Last week we explored five weak words that sabotage your marketing power. In marketing, sales, and negotiation, power dynamics play a huge role in the outcome. The message you send with the words you choose goes a long way in positioning yourself. This week, we will look not just at how to avoid a weak stance, but we’ll arm you with five strong words that position you with power.
Before we go on, if you haven’t had a chance to read about the five weak words that sabotage your marketing power, you will want to read that tip here. It’s important to understand which words will deflate you and why. In some cases, there are simple alternatives you can use to help your cause.
As you think about what it means to be strong in a conversation or in a relationship you are building, there are nuances depending on the scenario. I want this tip to be food for thought in the realms of marketing, sales, and negotiation. Yes, each of those aspects of business may call for different tactics, but I believe all of these skills have a place in your business success.
When it comes to marketing, your goal is to get your message out there in a way that attracts the right audience. In sales, you are entering into a direct discussion with a prospect, and you want them to buy what you are selling. Negotiation takes lessons from marketing and sales, but what you are driving toward here is a win-win relationship where both sides benefit.
There is crossover in the skills required for marketing, sales, and negotiation, but strong positioning is vital for each. Here are 5 strong words that position you with power, and you may see cases where some are more relevant for you:
- Because. The word “because” is important not just for the word itself, but for what you are doing with it. The point of this word is to follow it up with a solution to the other person’s problem. “Because” should be followed by something that eases someone else’s objection. Whatever action you want them to take is irrelevant to them until they know what they will get from it. The word “because” signals others to listen for why your pitch matters to them. You aren’t looking for the cliché “because I said so.” You are looking to give them a reason that will be compelling to THEM.
- Advantage. This word is compelling for one specific personality type. You may be aware that there are four different social styles when it comes to buying (if you’re not aware, click here for the first of this series of tips). This means that you ideally wouldn’t use the same sales technique for everyone, but instead use an approach that is specific to what that type of person needs. One social style is the “driver.” Drivers are looking to win. To be the best. To compete. These people would be interested to know what advantage you are giving them. As you get to know the different social styles, you may find that this one is one of the easiest to spot, so arm yourself with a strong word like “advantage” to give you the strength you need while guiding them to an equally strong choice.

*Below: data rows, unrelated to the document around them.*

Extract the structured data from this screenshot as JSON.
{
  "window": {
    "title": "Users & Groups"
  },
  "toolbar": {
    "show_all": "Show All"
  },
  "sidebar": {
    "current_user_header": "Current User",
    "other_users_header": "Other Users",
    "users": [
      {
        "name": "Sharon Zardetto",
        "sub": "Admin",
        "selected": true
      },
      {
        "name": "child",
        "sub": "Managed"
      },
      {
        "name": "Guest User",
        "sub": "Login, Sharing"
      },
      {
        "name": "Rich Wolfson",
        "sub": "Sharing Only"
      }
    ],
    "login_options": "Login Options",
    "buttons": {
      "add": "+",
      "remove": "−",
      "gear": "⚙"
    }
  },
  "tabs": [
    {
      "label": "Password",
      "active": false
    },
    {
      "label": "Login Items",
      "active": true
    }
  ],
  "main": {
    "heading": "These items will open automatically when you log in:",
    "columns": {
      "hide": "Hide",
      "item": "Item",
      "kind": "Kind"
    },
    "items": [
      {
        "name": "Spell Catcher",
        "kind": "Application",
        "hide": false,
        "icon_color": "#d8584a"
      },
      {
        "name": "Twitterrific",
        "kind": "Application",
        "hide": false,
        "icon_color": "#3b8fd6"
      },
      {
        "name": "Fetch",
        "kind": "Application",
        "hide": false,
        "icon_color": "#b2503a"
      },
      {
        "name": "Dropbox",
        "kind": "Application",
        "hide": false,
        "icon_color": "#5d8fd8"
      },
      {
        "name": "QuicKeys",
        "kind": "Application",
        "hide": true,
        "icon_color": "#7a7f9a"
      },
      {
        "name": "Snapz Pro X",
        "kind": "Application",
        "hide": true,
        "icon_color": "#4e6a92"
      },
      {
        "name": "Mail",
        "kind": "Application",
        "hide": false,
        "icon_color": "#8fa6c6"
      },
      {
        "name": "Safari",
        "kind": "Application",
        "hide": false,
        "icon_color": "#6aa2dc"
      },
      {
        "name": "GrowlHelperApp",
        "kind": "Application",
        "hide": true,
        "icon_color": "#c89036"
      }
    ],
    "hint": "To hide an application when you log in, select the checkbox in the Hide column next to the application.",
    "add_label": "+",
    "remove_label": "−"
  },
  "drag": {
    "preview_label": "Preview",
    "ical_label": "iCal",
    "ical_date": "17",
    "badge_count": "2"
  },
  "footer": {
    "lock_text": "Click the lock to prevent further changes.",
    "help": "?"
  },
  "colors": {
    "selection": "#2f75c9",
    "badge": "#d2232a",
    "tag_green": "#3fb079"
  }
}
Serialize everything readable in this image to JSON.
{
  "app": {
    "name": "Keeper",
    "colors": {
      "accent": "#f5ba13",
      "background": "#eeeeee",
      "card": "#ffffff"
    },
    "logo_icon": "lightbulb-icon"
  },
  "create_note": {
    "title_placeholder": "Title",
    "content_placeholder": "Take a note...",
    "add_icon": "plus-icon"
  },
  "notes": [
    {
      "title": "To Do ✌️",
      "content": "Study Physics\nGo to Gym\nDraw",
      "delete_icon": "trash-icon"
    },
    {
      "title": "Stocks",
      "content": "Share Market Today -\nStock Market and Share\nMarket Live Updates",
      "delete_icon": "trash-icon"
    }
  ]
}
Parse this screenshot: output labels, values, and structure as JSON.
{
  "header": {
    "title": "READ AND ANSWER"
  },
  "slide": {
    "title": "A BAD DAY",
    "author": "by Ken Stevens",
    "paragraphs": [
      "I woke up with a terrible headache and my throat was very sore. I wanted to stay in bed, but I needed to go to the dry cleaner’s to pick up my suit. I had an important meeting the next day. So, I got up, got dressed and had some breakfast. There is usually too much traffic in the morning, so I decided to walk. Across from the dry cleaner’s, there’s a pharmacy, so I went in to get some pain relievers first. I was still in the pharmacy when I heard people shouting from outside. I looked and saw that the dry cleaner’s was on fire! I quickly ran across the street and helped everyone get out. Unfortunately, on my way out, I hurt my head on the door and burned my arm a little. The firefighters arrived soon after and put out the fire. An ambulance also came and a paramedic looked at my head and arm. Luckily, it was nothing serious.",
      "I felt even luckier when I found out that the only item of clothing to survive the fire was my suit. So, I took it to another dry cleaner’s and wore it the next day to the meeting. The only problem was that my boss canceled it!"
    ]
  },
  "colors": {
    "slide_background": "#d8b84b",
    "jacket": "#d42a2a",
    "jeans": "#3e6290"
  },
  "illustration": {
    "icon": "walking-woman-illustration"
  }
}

- Imagine. You know the way that people often prefer books to movie adaptations, because the movie didn’t live up to what they imagined? Think about what a powerful tool the imagination is. Although part of the job in selling something is to overcome objections, another road to the sale is to get the other person to imagine the wonderful results ahead. This can be a useful approach for marketing, sales, or negotiations. If they can imagine a world where they are experiencing benefits from doing business with you, they will be more likely to go ahead. You can set it up to get their imagination working. “Imagine what you could do with all the extra energy you had if you slept better at night.” “What do you imagine your team would be able to do if we freed them up by outsourcing this work?”
- Avoid. In some cases, people are motivated not by what they want, but by what they want to avoid. If they are afraid of or worried, they are identifying what they don’t want. You can get their attention if you can show how you will help them avoid the outcome they don’t want. This may seem counter-intuitive to you if you are inclined toward optimism and selling the positive. However, there is a time and a place for selling them on the negatives they want to avoid. Your use of the word “avoid” is strong in these cases, because you are showing that you are an ally in their safety and security.
- Agree. Agree is an impressive word, and it is an equally impressive concept. You are probably going to see more use for this in sales and negotiation conversations when you are talking directly with a prospect, but we also see this word occasionally in marketing to show validation (such as when “5 out of 6 dentists agree” in the benefits of a toothpaste). Agreement makes you collaborators instead of adversaries. It’s about getting on the same page. Asking if they agree that an outcome is a good one helps you establish right away that you are both working toward the same goal. Agreement can also be a nod of the head in affirmation. In fact, that can be an entirely non-verbal cue that you lead. If you subtly nod, and later find that they are nodding with you, your body language is signaling agreement. This is useful information on the road to a sale. For negotiating, where win-win solutions are the objective, agreement is crucial to mutual benefit.
Psychology and power language play a role in our business success. Know which words set you up and which ones let you down, and you will start to see the impact of your stronger position in the deals you make.Know which words set you up and which ones let you down. #language #sales #power #negotiation #marketing #business #smallbusiness Click To Tweet
These five words are strong for different reasons, in different situations, and for different personality types, but they’re all handy for your repertoire.
Of course, none of this changes overnight. The strength we project is the sum of dozens of habits. We make many choices that add up to an overall impression. As you start to become aware of the impact of one choice at a time, it gets easier to spot. If you are on a find and replace mission, start looking for these five strong words – and the five weak ones from the last tip – and get yourself on a track to success.